Lines, dots, and where we belong.
A visual study of inclusion and exclusion, told through the simplest elements of design: a dot for every person, a line for every relationship and boundary between them.
Racial, religious, linguistic, and gender differences among individuals and groups are one of the main sources of conflict in society. Lines explores those differences through the simplest visual language available: a dot for every person, a line for every relationship, boundary, or belief that separates or connects them. The project moved across three formats, a series of abstract illustrations, a short film, and a children's book, each asking the same question in a different register: what are the lines we draw around ourselves, and what would it take to see past them?
An MFA project built on the fewest possible marks.
Lines began as an MFA thesis project exploring how identity is both inherited and constructed. People are born into a sex, ethnicity, language, and socioeconomic background, and life experience continues to shape identity from there, often reinforcing the same lines rather than crossing them.
By representing every aspect of personality and belonging as a line, and every person as a dot, the project makes those forces visible. The lines can push, limit, or direct people, often without those people being fully aware of their influence, but they can also be used to build bridges rather than walls.
Dots and lines have a strong potential to reveal how people behave in society, and the project began by looking at studies that had already used them this way. "The Racial Map" plotted one dot for every person, colored by race, revealing spatial segregation that still exists in some cities. A similar approach using educational attainment data showed the same kind of separation along different lines entirely.

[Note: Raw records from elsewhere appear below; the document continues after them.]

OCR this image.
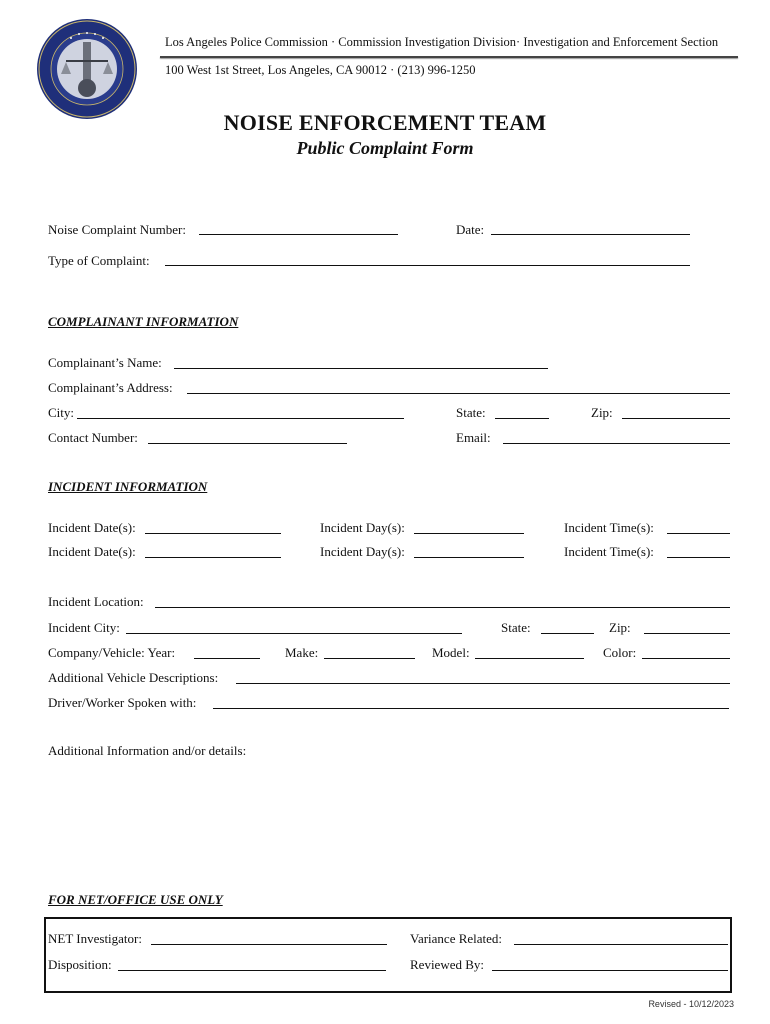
Los Angeles Police Commission · Commission Investigation Division· Investigation and Enforcement Section
100 West 1st Street, Los Angeles, CA 90012 · (213) 996-1250
NOISE ENFORCEMENT TEAM
Public Complaint Form
Noise Complaint Number:	Date:
Type of Complaint:
COMPLAINANT INFORMATION
Complainant’s Name:
Complainant’s Address:
City:	State:	Zip:
Contact Number:	Email:
INCIDENT INFORMATION
Incident Date(s):	Incident Day(s):	Incident Time(s):
Incident Date(s):	Incident Day(s):	Incident Time(s):
Incident Location:
Incident City:	State:	Zip:
Company/Vehicle: Year:	Make:	Model:	Color:
Additional Vehicle Descriptions:
Driver/Worker Spoken with:
Additional Information and/or details:
FOR NET/OFFICE USE ONLY
NET Investigator:	Variance Related:
Disposition:	Reviewed By:
Revised - 10/12/2023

Figure 1, the racial map of Baton Rouge, LA (2010 Census)

Figure 2, the educational attainment map of New York City, NY
Figure 4, functions of lines among dots. The two simplest functions are to connect (A) and separate (B). From there, lines can support an isolated dot (C), protect one dot from the outside (D), or direct a dot toward a particular direction (E).
The full Lines poster series, twenty abstract illustrations exploring race, gender, and nationality






"Lines are everywhere in our lives. Some are long established, others we create by the way we live."


Alongside the posters, Lines became a short film, shot in black and white and built around a single actress rather than illustrated characters, so the audience could recognize themselves in it more directly. It follows the same events many people have lived through, racism, sexism, and the quieter moments of being boxed in by someone else's line, using a restrained palette to keep the focus on the lines themselves rather than the scene around them.
To make the project accessible to children, the same story became an illustrated book, narrated by a dot trying to decide where it belongs




"Once upon a time I was a dot, randomly placed in millions of possibilities upon a canvas... Where do I belong?
I start to create my own shape with lines... As I go high to the sky I see them all, they are beautiful images on their own... This is where I belong."
Beyond the Lines, Tina Korani
Some lines protect us. Some limit us. The goal was never to erase them, but to see them clearly enough to choose which ones to keep.